Faculty

Matthias Marti

Matthias Marti
Teaching

Past Core Course:

  • Measuring Malaria Transmission and Genetic Tools for Surveillance

Malaria: Breaking the Cycle:

  • Challenges and Tools in Changing Epidemiological Settings

Dynamics of Malaria Transmission:

  • The Biology of Malaria Transmission

As a 2015 course instructor, Professor Matthias Marti is professor of Molecular Parasitology at the Wellcome Centre for Integrative Parasitology, Institute of Infection, Immunity and Inflammation at the College of Medical Veterinary and Life Sciences at the University of Glasgow. Professor Marti’s research efforts are focused on basic and translational aspects of malaria transmission stages. Current efforts for malaria elimination and eventual eradication have generated renewed interest in the biology of malaria transmission and transmission blocking interventions. The Marti laboratory developed the first high throughput screen targeting malaria transmission stages.

More recent work focuses on development of tools for the detection and quantification of malaria transmission stages during human infection. Professor Marti is studying the formation and development of these stages in human red blood cells using an in vitro model and during human infection. These studies have revealed a unique sequestration site in the human bone marrow.
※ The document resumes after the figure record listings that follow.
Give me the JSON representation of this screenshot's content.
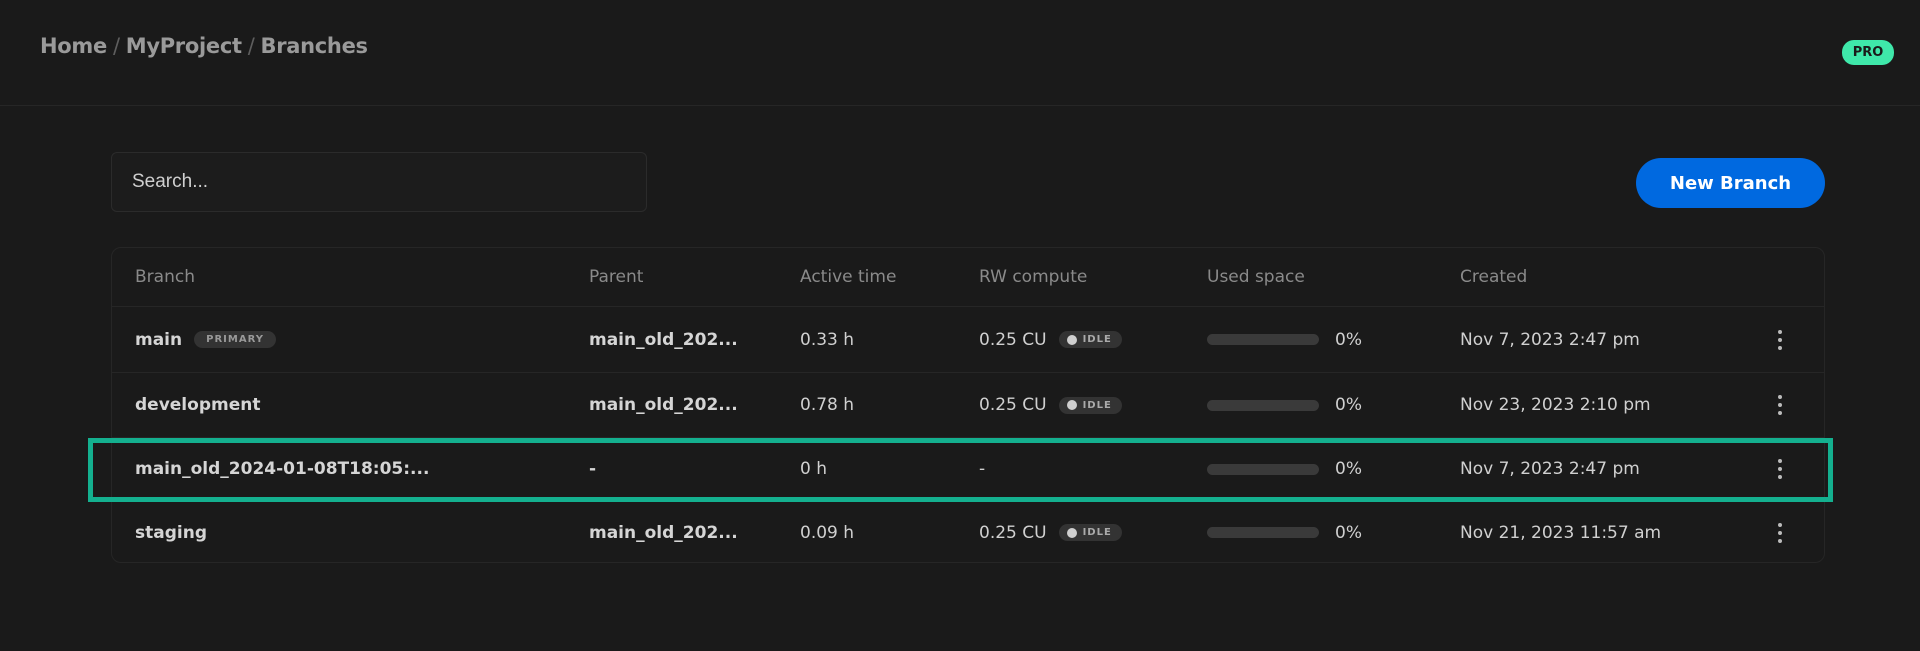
{
  "breadcrumb": [
    "Home",
    "MyProject",
    "Branches"
  ],
  "plan_badge": "PRO",
  "search": {
    "placeholder": "Search...",
    "value": ""
  },
  "new_branch_label": "New Branch",
  "colors": {
    "accent": "#0069e0",
    "pro": "#3fe8aa",
    "highlight": "#14b08f"
  },
  "table": {
    "headers": [
      "Branch",
      "Parent",
      "Active time",
      "RW compute",
      "Used space",
      "Created"
    ],
    "rows": [
      {
        "branch": "main",
        "badge": "PRIMARY",
        "parent": "main_old_202...",
        "active": "0.33 h",
        "compute": "0.25 CU",
        "status": "IDLE",
        "used_pct": 0,
        "used": "0%",
        "created": "Nov 7, 2023 2:47 pm"
      },
      {
        "branch": "development",
        "badge": null,
        "parent": "main_old_202...",
        "active": "0.78 h",
        "compute": "0.25 CU",
        "status": "IDLE",
        "used_pct": 0,
        "used": "0%",
        "created": "Nov 23, 2023 2:10 pm"
      },
      {
        "branch": "main_old_2024-01-08T18:05:...",
        "badge": null,
        "parent": "-",
        "active": "0 h",
        "compute": "-",
        "status": null,
        "used_pct": 0,
        "used": "0%",
        "created": "Nov 7, 2023 2:47 pm",
        "highlighted": true
      },
      {
        "branch": "staging",
        "badge": null,
        "parent": "main_old_202...",
        "active": "0.09 h",
        "compute": "0.25 CU",
        "status": "IDLE",
        "used_pct": 0,
        "used": "0%",
        "created": "Nov 21, 2023 11:57 am"
      }
    ]
  }
}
Professor Marti is involved in several field collaborations in Malawi and Nigeria. He is adjunct professor of Immunology and Infectious Diseases at the Harvard T.H. Chan School of Public Health.

He earned a master’s degree in Medical Parasitology at the Swiss Public Tropical and Public Health Institute on the subject of development of a drug screen for the intestinal parasite, Giardia lamblia. After training in molecular parasitology at the University of Texas at El Paso, he earned a Doctor of Philosophy on the mechanisms of protein secretion in Giardia at the University of Zurich. He completed postdoctoral research at the Walter and Eliza Hall Institute in Melbourne, Australia, where he identified a novel protein secretion mechanism in human malaria parasites.